British athletes from sports thought of as more popular than cycling looked on with envy but more tributes to Wiggins' immense work ethic will follow with the BBC award and possibly a knighthood.
"Bradley now deserves some recognition," Dave Brailsford, Wiggin's team boss on the Tour and in the Games, told reporters.
"The competition was way more fierce this time than it was in Beijing."
A strong Beijing Games on the track following increased investment in British cycling has now transferred to the road with Lizzie Armitstead also taking silver in the women's race on Sunday.
Wiggins and Armitstead, who also raced in the women's time trial on Wednesday, can now finally let their hair down, or in his case his sideburns.
"I'm still overwhelmed," she told reporters.
"I don't know if I have got the energy to party, suddenly it's like a wave of tiredness has hit me but I'm sure my chums will be pulling my ear and getting me out."

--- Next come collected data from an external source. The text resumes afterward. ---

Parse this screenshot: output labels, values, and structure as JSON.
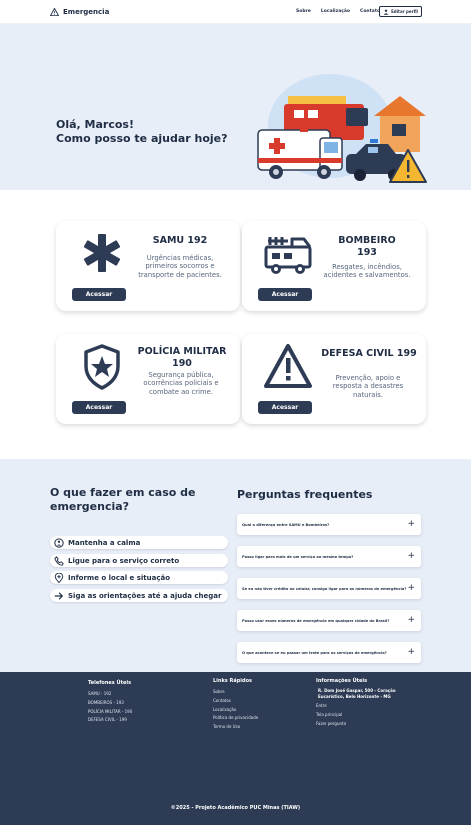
{
  "header": {
    "brand": "Emergencia",
    "nav": [
      "Sobre",
      "Localização",
      "Contatos"
    ],
    "edit_profile": "Editar perfil"
  },
  "hero": {
    "greeting_line1": "Olá, Marcos!",
    "greeting_line2": "Como posso te ajudar hoje?"
  },
  "services": [
    {
      "title": "SAMU 192",
      "desc": "Urgências médicas, primeiros socorros e transporte de pacientes.",
      "button": "Acessar",
      "icon": "medical-star-icon"
    },
    {
      "title": "BOMBEIRO 193",
      "desc": "Resgates, incêndios, acidentes e salvamentos.",
      "button": "Acessar",
      "icon": "fire-truck-icon"
    },
    {
      "title": "POLÍCIA MILITAR 190",
      "desc": "Segurança pública, ocorrências policiais e combate ao crime.",
      "button": "Acessar",
      "icon": "police-badge-icon"
    },
    {
      "title": "DEFESA CIVIL 199",
      "desc": "Prevenção, apoio e resposta a desastres naturais.",
      "button": "Acessar",
      "icon": "warning-triangle-icon"
    }
  ],
  "what_to_do": {
    "title": "O que fazer em caso de emergencia?",
    "steps": [
      "Mantenha a calma",
      "Ligue para o serviço correto",
      "Informe o local e situação",
      "Siga as orientações até a ajuda chegar"
    ]
  },
  "faq": {
    "title": "Perguntas frequentes",
    "items": [
      "Qual a diferença entre SAMU e Bombeiros?",
      "Posso ligar para mais de um serviço ao mesmo tempo?",
      "Se eu não tiver crédito no celular, consigo ligar para os números de emergência?",
      "Posso usar esses números de emergência em qualquer cidade do Brasil?",
      "O que acontece se eu passar um trote para os serviços de emergência?"
    ]
  },
  "footer": {
    "phones_title": "Telefones Úteis",
    "phones": [
      "SAMU - 192",
      "BOMBEIROS - 193",
      "POLÍCIA MILITAR - 190",
      "DEFESA CIVIL - 199"
    ],
    "links_title": "Links Rápidos",
    "links": [
      "Sobre",
      "Contatos",
      "Localização",
      "Política de privacidade",
      "Termo de Uso"
    ],
    "info_title": "Informações Úteis",
    "address": "R. Dom José Gaspar, 500 - Coração Eucarístico, Belo Horizonte - MG",
    "info_links": [
      "Entre",
      "Tela principal",
      "Fazer pergunta"
    ],
    "copyright": "©2025 - Projeto Acadêmico PUC Minas (TIAW)"
  },
  "colors": {
    "navy": "#2d3b55",
    "hero_bg": "#e8eef8",
    "text": "#1f2d44",
    "red": "#e53935",
    "yellow": "#f5b731"
  }
}
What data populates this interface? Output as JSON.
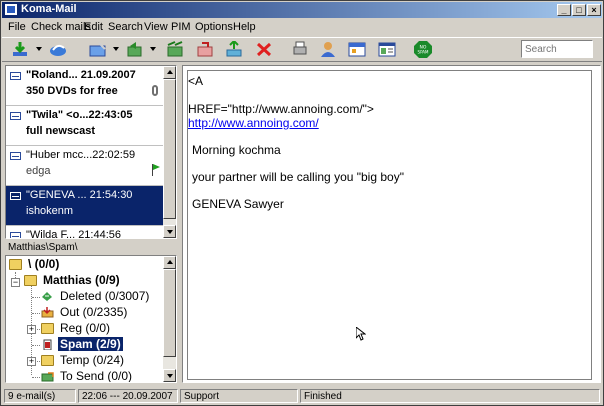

Getting the British public out on their bikes to help combat growing obesity among the young was one of the aims of the state lottery investment programme in cycling.
Satellite broadcaster Sky, normally obsessed with football like the rest of Britain, has seen the potential of the sport and sponsors Wiggins' professional team.
Even though Wiggins is 32 and does not plan to race on the road in the 2016 Olympics, the future is bright for Britain's cyclists with Cavendish and Chris Froome, who finished second in the Tour this year and won bronze on Wednesday, both 27.